Et pas la peine de trop zoomer sur les images pour se rendre compte qu'un logo revient souvent celui d'une marque française, un nom qui commence par S et finit par Alomon On coupe la poire en deux, en se disant qu'il ne peut s'agir que d'une coïncidence.

Instant Devos

Enfin, la voix et les mots de Raymond Devos pour saluer avec Télérama les 10 ans de sa disparition.

Raymond Devos, "à la fois acrobate, musicien, conteur, clown, comédien et mime.

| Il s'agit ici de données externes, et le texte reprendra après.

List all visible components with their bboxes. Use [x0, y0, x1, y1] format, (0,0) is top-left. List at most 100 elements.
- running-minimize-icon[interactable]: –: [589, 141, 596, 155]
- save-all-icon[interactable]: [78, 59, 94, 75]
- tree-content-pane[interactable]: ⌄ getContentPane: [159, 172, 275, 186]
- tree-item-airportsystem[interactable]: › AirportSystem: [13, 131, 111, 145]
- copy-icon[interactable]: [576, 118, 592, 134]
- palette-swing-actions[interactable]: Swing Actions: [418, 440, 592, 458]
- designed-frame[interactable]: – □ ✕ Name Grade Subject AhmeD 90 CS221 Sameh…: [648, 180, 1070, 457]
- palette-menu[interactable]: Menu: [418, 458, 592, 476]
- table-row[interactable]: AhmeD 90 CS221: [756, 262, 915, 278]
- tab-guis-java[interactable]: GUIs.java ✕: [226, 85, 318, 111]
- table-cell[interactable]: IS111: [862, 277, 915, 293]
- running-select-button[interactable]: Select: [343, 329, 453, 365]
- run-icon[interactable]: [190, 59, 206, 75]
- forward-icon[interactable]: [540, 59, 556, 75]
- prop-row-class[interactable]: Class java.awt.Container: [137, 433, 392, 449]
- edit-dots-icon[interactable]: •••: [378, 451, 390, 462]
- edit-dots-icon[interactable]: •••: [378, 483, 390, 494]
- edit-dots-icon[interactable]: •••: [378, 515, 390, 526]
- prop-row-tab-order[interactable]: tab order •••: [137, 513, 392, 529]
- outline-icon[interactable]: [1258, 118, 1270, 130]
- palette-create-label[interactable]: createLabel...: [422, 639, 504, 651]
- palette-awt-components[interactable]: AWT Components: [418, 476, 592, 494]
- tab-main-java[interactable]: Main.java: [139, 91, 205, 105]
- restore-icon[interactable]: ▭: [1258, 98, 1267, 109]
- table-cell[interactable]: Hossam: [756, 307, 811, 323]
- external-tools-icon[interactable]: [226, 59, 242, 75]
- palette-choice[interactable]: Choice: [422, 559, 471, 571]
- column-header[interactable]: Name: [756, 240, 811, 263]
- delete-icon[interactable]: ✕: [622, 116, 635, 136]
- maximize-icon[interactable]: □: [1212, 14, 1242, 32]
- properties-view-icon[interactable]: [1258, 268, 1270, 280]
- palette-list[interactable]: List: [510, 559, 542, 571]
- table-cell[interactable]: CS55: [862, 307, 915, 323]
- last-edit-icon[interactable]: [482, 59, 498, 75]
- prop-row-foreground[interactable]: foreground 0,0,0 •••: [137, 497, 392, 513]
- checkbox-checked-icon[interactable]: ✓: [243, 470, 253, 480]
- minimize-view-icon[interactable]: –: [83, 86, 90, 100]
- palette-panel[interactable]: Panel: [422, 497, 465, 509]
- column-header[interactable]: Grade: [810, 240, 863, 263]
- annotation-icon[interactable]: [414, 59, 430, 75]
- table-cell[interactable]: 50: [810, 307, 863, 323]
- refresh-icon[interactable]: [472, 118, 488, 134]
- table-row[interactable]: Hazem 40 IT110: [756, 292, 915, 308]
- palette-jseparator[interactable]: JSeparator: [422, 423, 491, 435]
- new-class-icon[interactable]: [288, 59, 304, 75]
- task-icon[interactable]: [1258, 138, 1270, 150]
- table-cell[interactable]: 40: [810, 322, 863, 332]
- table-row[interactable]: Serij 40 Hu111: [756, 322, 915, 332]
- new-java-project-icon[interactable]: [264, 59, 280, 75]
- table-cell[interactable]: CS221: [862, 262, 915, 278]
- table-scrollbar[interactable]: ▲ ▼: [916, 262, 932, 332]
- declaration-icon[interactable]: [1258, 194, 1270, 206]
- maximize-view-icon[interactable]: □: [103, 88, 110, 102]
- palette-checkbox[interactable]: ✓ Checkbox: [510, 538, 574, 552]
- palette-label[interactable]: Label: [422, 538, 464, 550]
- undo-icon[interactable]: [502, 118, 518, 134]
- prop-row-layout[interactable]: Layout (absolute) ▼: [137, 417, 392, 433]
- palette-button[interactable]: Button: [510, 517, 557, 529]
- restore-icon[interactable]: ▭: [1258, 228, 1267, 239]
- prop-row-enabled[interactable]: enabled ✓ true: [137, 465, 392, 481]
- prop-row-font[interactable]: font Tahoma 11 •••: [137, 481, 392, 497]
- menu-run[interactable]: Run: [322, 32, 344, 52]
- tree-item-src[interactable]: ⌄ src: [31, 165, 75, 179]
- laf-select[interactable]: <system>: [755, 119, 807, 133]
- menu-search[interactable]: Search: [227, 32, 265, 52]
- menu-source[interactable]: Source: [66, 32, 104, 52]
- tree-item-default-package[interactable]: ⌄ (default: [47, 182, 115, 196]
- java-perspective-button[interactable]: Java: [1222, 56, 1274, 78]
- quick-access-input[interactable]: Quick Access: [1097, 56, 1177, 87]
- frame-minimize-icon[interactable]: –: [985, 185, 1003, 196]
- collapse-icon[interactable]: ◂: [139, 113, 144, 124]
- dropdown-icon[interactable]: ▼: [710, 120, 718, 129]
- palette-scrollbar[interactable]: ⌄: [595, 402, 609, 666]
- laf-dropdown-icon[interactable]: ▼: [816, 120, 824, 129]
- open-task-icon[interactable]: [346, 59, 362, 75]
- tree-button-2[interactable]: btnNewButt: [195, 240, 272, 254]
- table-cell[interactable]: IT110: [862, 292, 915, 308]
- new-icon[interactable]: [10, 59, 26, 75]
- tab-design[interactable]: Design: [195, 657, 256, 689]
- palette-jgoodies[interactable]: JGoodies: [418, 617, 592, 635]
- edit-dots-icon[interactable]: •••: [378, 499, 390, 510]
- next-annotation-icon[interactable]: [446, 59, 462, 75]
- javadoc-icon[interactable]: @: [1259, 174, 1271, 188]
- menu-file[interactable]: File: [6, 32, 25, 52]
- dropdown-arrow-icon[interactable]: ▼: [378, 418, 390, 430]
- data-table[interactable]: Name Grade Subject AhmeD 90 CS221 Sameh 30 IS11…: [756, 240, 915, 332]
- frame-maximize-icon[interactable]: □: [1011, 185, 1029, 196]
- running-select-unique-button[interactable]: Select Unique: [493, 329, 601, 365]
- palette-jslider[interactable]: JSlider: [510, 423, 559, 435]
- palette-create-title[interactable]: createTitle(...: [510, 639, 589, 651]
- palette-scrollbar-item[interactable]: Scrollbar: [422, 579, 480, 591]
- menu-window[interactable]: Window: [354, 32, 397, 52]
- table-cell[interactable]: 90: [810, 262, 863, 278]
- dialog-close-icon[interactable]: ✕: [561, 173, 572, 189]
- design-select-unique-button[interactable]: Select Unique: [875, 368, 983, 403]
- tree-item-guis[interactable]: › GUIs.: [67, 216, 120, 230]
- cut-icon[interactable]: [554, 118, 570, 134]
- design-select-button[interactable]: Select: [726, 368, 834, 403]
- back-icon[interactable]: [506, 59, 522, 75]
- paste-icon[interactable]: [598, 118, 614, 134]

Une virtuosité que l'artiste minimisait: "Ce n'est pas une question de talent, mais d'âme". En l'occurrence celle d'un poète capable de transcender la situation la plus ordinaire en délire onirique la plus douloureuse en fable sur-réaliste". Quand on parle de Devos le choix des mots est essentiel, et Télérama a choisi pour lui rendre hommage, ceux de Dany Boon, de Stéphane de Groodt et d'Alexis Vizorek. Mais Raymond Devos n'a pas laissé d'héritier, constate Télérama. Il faut dire que l'art est difficile, beaucoup s'y sont cassé les dents. Le maître lui-même le résumait ainsi "quand on a la prétention d'entraîner les gens dans l'imaginaire, il faut savoir les ramener dans le réel et sans dommage".